Figure 5 shows an example of a three dimensional uncorrected Z-plane map of the scanner using data collected by the Z-plane subsystem. The uncorrected planarity shown is 0.450 mm rms. With the Z-axis structure monitor enabled, scanner planarity was improved to 0.050 mm rms.
Many lightweight scanners are vulnerable to twisting of the horizontal
rail as the carriage moves along its intended line of travel. Those which
carry a heavy payload or an extended probe are particularly susceptible
to this condition as well as other types of scanner deformation. These
twists can create tracking errors which may be beyond the ability of the
standard laser receiver to operate. NSI has developed a technique, using
real time software tracking and a small motorized retro adjuster, to eliminate
the errors and keep the laser system aligned. Figure 6 shows measurements
of the Zx error as a function of Y for 7 different X positions. In this
case, the error was caused by a combination of bowing in the upper X rail
and twist in the lower X rail. Figure 7 shows the results with the NSI
optics system enabled.
The NSI data acquisition software includes the following functions: Sensor signal processing Deformation table and adaptive filter Scanner error correction on-the-fly Real time sensor displays Automatic data recording for calibration Tracking of Y-axis retrotracker in Z direction.

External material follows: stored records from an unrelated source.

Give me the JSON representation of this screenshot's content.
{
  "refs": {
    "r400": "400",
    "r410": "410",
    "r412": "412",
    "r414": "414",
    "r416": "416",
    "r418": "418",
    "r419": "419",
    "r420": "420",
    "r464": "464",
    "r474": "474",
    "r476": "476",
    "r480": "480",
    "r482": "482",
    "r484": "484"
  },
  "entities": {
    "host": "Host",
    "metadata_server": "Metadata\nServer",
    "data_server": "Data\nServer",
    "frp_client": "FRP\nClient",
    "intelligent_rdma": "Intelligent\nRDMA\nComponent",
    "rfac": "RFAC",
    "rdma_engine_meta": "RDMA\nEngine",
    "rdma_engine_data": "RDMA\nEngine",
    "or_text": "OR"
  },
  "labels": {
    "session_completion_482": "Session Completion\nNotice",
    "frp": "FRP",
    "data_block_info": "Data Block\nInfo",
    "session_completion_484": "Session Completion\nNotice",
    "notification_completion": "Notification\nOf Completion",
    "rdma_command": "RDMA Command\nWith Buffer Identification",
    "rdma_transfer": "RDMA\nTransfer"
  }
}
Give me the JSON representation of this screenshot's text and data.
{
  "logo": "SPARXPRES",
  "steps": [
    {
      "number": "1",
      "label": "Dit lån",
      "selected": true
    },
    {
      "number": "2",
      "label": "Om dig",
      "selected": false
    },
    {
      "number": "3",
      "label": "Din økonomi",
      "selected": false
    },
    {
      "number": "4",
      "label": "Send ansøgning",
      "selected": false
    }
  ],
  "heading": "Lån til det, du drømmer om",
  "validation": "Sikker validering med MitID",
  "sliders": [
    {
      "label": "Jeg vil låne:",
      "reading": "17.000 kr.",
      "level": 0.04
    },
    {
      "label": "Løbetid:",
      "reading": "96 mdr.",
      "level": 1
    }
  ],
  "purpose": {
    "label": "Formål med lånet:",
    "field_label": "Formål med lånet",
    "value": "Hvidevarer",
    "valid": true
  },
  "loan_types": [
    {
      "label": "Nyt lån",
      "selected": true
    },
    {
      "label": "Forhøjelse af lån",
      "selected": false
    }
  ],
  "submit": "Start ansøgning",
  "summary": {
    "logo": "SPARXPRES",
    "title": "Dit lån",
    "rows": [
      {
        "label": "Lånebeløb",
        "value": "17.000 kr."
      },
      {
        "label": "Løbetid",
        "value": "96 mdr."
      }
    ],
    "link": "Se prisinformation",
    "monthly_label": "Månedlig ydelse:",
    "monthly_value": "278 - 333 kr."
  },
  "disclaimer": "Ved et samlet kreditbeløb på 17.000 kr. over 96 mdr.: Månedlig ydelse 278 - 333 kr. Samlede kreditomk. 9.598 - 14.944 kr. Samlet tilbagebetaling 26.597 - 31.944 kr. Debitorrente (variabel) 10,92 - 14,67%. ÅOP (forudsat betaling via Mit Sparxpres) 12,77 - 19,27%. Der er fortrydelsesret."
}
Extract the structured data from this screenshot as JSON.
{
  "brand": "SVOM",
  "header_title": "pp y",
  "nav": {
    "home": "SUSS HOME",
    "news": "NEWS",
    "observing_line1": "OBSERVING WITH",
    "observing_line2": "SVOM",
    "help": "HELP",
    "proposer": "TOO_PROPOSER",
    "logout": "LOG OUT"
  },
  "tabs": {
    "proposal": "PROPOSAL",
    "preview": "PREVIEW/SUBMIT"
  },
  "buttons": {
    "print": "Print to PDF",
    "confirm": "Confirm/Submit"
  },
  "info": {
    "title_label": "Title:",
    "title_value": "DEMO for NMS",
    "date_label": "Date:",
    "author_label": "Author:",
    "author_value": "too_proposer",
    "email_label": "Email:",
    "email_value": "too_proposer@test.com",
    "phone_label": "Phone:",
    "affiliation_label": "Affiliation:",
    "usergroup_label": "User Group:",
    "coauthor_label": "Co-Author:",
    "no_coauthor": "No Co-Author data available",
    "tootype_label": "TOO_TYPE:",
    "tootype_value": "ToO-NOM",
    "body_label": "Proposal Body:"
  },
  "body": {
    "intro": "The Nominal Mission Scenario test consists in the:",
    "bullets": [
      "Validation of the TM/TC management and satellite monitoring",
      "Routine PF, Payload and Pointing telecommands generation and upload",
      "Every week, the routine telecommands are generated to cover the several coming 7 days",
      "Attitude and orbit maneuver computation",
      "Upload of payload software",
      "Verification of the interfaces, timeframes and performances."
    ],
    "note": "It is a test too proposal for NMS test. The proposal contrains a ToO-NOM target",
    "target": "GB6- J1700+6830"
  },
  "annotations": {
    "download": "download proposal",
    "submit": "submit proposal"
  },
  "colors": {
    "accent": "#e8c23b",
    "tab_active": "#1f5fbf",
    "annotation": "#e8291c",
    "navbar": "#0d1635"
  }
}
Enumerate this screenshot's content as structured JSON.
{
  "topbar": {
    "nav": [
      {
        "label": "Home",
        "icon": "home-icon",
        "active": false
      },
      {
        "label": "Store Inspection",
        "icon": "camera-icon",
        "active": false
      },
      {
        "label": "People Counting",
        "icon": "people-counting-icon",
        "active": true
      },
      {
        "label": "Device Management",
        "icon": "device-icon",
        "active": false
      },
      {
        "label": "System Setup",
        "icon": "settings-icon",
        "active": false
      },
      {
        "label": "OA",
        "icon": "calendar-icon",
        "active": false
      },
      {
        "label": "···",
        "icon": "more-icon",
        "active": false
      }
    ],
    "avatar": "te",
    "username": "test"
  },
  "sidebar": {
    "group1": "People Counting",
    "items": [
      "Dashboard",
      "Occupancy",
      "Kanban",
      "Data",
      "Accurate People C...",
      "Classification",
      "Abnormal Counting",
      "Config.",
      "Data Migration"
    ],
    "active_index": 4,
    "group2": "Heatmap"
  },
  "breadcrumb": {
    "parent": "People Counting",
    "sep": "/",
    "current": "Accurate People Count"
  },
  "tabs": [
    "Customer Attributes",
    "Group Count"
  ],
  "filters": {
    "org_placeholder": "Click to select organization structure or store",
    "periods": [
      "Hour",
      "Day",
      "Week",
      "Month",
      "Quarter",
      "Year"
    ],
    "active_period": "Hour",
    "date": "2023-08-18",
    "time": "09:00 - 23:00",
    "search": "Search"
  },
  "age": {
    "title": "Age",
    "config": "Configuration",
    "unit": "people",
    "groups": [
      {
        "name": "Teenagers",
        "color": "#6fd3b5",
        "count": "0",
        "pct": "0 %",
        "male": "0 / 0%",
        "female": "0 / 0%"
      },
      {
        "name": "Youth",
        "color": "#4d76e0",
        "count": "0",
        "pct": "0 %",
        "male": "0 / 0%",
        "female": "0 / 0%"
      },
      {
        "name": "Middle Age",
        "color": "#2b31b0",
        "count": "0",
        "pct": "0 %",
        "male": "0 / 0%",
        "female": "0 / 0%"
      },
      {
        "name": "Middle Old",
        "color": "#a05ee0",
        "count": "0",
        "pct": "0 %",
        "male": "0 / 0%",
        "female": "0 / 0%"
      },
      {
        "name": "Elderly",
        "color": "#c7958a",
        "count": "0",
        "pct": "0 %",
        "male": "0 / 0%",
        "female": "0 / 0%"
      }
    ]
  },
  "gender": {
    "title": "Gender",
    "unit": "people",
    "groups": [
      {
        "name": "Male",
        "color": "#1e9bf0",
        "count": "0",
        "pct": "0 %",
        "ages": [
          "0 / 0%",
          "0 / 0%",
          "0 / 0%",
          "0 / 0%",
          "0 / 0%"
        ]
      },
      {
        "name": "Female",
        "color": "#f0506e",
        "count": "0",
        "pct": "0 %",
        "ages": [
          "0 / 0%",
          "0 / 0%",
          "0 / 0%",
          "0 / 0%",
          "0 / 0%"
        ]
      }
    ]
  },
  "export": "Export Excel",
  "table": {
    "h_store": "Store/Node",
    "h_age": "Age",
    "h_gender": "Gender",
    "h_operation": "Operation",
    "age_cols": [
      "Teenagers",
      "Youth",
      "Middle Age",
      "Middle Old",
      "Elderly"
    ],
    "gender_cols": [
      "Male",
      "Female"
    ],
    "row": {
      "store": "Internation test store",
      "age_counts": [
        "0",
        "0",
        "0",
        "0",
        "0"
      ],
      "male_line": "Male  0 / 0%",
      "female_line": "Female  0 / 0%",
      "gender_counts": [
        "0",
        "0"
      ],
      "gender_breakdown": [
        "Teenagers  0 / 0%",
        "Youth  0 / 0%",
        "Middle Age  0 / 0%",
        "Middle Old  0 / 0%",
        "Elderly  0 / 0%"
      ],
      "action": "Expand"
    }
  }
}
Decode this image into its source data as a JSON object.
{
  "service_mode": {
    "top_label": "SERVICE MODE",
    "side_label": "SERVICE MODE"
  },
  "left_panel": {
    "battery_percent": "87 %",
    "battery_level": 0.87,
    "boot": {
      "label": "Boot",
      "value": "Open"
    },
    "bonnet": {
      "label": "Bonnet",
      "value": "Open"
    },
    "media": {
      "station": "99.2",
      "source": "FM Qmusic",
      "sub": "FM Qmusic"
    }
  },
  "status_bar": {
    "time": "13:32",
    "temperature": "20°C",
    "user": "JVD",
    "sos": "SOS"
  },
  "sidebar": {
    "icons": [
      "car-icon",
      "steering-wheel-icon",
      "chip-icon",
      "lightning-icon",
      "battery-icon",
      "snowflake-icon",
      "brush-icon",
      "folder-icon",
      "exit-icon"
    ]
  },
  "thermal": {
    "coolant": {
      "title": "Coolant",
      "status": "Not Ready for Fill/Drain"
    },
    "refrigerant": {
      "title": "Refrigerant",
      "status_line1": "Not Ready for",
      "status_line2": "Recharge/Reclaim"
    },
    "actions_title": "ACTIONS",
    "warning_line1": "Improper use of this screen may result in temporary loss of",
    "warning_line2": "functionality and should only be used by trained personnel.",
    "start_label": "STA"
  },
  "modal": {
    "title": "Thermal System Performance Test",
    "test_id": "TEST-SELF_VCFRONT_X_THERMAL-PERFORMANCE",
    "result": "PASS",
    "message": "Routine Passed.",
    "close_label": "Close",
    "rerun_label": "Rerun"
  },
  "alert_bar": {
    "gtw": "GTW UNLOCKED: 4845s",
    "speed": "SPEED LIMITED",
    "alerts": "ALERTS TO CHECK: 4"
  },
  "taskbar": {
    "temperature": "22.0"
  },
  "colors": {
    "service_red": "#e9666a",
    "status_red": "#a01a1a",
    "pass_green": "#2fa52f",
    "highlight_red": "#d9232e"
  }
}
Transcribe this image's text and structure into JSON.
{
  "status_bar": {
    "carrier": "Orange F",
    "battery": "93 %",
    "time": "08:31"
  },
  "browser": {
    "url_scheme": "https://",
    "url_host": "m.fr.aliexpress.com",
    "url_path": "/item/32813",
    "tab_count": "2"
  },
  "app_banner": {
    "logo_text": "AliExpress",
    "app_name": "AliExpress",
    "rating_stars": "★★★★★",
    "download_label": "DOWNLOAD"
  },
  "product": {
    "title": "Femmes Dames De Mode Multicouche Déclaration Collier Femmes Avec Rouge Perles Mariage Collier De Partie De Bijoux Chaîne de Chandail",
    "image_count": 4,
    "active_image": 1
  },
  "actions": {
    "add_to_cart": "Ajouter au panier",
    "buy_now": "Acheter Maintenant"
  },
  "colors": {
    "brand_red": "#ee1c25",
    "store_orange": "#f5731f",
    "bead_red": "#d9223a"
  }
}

The deformation table is used because the optical sensor measurements are subject to atmospheric noise, and require averaging over time to enhance the signal-to-noise ratio. The table size is selectable and is dependent on the straightness of the scanner. Low frequency warpage due to manufacturing tolerances or rail bowing can be handled typically with small grid sizes. The real time sensor displays, and ability to plot the sensor data versus X or Y motion are invaluable tools for scanner rail alignment and as an aid during the system optical alignment process. The real-time sensor displays may also be plotted versus time for stability and sensitivity testing. During RF data acquisition, the NSI software will scan the Y-axis while performing cross-axis corrections of the probe postion by stepping the X-axis and Z-axis stepper motors, according to the interpolated values derived from the deformation table.
NSI has implemented a number of optical correction systems on large scanners(2)(3). NSI has also delivered many small, portable scanners with very good accuracy over a small (1m x 1m) scan area (4). This paper has described the application of a small optics package to improve the measurement accuracy of a relatively large (4.5m x 2.0m), lightweight, portable scanner. Novel optical techniques have been used to significantly improve scanner accuracy problems associated with the lightweight structure. A large, lightweight, portable structure is a low cost option for antenna measurement facilities which require flexibility in chamber usage, yet need the high degree of accuracy normally only available with a more stable, permanent structure.